Да, так обычно утверждают невежественные люди, и мне часто приходилось слышать в защиту такого утверждения длинные речи; но так как это направлено против познания вообще, включающего Поэзию, или скорее всего познания, кроме Поэзии; и так как мне пришлось бы отойти от моего предмета слишком далеко или, во всяком случае, совершенно неоправданно (очевидно, что власть над действием должна приобретаться при помощи знания, а знание - лучше всего соединением многих знаний, то есть чтением), то я приведу слова Горация, с чьим мнением согласен:
jubeo stultum esse libenter {*}.
{* Приказываю глупому легко сносить свою глупость {145} (лат.).}
Что касается Поэзии, то она менее всех прочих годится для подобного обвинения.

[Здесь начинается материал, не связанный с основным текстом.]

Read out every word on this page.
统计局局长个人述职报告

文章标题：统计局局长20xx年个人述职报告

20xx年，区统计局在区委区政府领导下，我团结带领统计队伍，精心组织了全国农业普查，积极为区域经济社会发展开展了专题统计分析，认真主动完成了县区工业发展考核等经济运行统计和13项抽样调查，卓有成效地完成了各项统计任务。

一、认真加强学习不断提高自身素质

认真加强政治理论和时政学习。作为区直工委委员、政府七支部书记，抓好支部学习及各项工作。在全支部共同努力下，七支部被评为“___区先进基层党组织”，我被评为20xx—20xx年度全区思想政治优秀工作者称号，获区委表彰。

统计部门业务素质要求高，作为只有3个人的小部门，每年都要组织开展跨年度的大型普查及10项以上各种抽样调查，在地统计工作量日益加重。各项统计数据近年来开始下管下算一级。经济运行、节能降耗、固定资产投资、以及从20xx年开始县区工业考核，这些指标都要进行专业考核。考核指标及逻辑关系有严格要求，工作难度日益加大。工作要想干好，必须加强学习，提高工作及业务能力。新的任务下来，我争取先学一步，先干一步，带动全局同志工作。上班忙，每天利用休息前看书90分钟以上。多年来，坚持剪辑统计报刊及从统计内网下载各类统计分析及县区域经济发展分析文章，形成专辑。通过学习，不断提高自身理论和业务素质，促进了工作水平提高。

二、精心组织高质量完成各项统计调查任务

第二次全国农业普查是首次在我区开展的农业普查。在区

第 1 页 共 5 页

Потому что Поэзия - спутник воинства. Я готов поклясться, что Неистовый Роланд и благородный король Артур {146} никогда не разочаруют солдата, однако ens {Сущее (лат.).} и prima materia {Первоматерия (лат.).} вряд ли примиримы с латами. Как я уже говорил в начале, даже турки и татары восхищаются поэтами. Грек Гомер прославился еще до того, как прославилась Греция. И если на догадку позволительно отвечать догадкой, то воистину может оказаться, что как ученые мужи с помощью поэта приобщались к первому свету знаний, так и герои с его помощью постигали первые представления о мужестве. Удовлетворимся лишь примером Александра, которого Плутарх признал столь доблестным {147}, что и Фортуна служила ему не проводницей, а всего лишь скамеечкой для ног, и даже не Плутарх, а сами его деяния говорят, что, он был истинным чудом среди царей-воинов. Сей Александр оставил своего учителя, живого Аристотеля дома, а взял с собой в поход мертвого Гомера. Он предал смерти философа Каллисфена {148} якобы за философское, а на самом деле мятежное упрямство, но, говорят, он всегда мечтал, чтобы Гомер был жив {149}. Он достаточно хорошо понимал, что его ум обрел смелость более благодаря Ахиллу, нежели ученому определению смелости. И если Катону не понравилось, что Фульвий взял на поле брани Энния {150}, то на это можно ответить так: пусть это не нравилось Катону, зато нравилось благородному Фульвию, иначе он сего не сделал бы. Кстати, то был не великий Катон Утический {151} (чью память я несравненно более чту), а его предок, который поистине жестоко карал прегрешения и, помимо сего, никогда не приносил жертв на алтарь Граций {152}. Он питал отвращение к учению греков и хулил его, но, будучи восьми десятков лет от роду, начал его изучать, вероятно, опасаясь, что Плутон {153} не понимает по-латыни. По римским законам никто, кроме воинов, не мог участвовать в военных походах, поэтому хотя Катону и не нравилось присутствие в войске Энния, но это было вызвано не его поэтическими сочинениями. Что касается Сципиона Назики {154}, который, по всеобщему мнению, был достойнейшим римлянином, то он любил Энния. И оба его брата {155}, доблестью своей заслужившие прозвища Азиатский и Африканский, столь любили его, что велели похоронить его в своей гробнице. Итак, свидетельство Катона направлено лишь против самого Катона, ибо ему противостоят свидетельства более именитых людей: значит, оно не имеет силы.